I agree that avoiding those troublesome regions is the best solution! However, since I am using a neural net, completely avoiding divergences is (as far as I know) nearly impossible. When you say that aborting chains that diverge will bias the distributions, are you referring to the fact that we then only include samples of the posterior for areas that are easy to sample from (that do not encounter divergences). Or is there something else at play here?

If I understand the discussion in this thread correctly Are outputs with divergent transitions not at all useful? - #9 by llx - General - The Stan Forums, the fact that we have divergences will mean that we no longer have a complete quantification of the posterior. And so, if we have divergences in our chains, our sampling is already biased. But to your point, it seems to me that the posterior distribution becomes less biased if we include the chains that encountered divergences, rather than only pick chains without any divergences.

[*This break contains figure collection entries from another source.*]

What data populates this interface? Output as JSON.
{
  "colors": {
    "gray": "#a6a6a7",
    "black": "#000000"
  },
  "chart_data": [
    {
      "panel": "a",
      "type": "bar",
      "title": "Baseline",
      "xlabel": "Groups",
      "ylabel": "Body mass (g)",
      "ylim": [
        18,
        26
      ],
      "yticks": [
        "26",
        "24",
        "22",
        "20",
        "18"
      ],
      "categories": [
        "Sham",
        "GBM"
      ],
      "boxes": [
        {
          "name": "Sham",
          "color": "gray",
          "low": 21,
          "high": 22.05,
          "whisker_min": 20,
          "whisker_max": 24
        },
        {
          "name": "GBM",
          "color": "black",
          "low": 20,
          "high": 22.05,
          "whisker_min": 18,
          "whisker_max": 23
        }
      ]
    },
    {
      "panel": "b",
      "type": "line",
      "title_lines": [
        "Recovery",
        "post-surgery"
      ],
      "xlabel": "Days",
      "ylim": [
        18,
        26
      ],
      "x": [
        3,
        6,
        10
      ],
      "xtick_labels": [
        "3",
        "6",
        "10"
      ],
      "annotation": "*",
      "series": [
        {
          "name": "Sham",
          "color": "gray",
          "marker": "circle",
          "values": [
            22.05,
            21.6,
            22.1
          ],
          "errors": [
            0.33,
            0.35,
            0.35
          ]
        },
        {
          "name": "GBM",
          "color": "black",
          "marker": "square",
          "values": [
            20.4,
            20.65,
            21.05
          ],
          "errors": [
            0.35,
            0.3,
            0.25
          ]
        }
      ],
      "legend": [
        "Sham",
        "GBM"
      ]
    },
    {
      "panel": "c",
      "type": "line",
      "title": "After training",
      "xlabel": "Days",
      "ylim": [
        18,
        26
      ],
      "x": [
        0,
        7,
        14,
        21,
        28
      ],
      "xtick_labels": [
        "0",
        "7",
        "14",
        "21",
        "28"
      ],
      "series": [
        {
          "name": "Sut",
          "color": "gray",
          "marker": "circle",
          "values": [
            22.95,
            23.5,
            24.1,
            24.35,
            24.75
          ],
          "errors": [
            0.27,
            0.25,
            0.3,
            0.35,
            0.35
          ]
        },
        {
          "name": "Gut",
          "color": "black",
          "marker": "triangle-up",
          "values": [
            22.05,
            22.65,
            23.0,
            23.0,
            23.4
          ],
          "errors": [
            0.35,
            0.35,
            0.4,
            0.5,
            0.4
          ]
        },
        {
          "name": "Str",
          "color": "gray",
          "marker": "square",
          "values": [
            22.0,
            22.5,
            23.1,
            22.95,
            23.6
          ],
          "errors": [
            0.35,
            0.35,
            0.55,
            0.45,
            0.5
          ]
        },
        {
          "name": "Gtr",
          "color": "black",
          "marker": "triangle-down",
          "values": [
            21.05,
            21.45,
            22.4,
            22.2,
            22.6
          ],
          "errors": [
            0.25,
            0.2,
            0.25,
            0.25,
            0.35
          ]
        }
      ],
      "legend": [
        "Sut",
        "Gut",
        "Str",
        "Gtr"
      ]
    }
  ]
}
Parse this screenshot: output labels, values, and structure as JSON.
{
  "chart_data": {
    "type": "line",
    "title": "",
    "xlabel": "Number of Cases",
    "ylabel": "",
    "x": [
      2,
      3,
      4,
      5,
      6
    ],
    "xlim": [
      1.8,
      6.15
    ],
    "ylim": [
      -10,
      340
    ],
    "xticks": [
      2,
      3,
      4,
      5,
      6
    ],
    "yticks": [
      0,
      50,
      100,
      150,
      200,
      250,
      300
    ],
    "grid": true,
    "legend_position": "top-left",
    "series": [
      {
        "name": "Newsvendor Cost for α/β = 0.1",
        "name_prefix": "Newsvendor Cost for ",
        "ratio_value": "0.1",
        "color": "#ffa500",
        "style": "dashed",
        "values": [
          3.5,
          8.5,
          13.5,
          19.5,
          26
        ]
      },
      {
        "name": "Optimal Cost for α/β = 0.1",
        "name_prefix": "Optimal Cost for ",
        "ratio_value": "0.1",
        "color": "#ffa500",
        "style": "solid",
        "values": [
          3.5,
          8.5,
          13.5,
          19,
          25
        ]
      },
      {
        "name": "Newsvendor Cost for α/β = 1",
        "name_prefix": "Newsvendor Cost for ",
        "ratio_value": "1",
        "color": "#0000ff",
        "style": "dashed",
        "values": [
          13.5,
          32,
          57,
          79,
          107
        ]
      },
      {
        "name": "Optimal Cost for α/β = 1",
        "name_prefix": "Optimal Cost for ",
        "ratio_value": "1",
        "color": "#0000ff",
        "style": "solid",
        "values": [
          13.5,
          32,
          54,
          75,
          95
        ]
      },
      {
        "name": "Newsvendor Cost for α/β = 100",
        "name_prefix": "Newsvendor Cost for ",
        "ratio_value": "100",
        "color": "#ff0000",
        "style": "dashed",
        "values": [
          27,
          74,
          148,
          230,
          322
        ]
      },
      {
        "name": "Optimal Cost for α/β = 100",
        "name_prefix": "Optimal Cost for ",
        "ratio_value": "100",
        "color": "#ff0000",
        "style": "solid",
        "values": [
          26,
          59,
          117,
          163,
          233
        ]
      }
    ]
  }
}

Like consider sampling from a Beta(α,α) distrbution. In the limit α goes to zero you get two δ-functions at p = 0 and p = 1. With α = 0 or even very small α, your sampler is supposed to get stuck around 0 and 1 to recover that very large relative mass around these points. If you terminate the sampling whenever you get stuck, you will generate samples from a completely different distribution, one which isn’t even “close” (in a KL-divergence sense) to the distribution you are targeting, it wont have mass at 0 and 1! Notes that a logit coordinate transformation can remove these singularities and make sampling better except when α is exactly equal to 0, which is pathological in a deeper sense of being a discrete distribution.

This is just to illustrate the terminating-introduces-bias point. However your case is a bit different since you are making your own likelihood with a net. Maybe try something like a quadratic function + tanh activations to assure that you have a bounded output, so that your likelihood doesn’t diverge when you try and generalize outside your training set, or a kernalized mixture of experts that includes a default concave (gaussian) log-liklihood when none of your experts are confident. I dont know the details but failure to mix isn’t turings fault, because NUTS is very good. Its the fault of the log-ikelihood you built. It has to, at the least go to minus infinity at the data boundaries!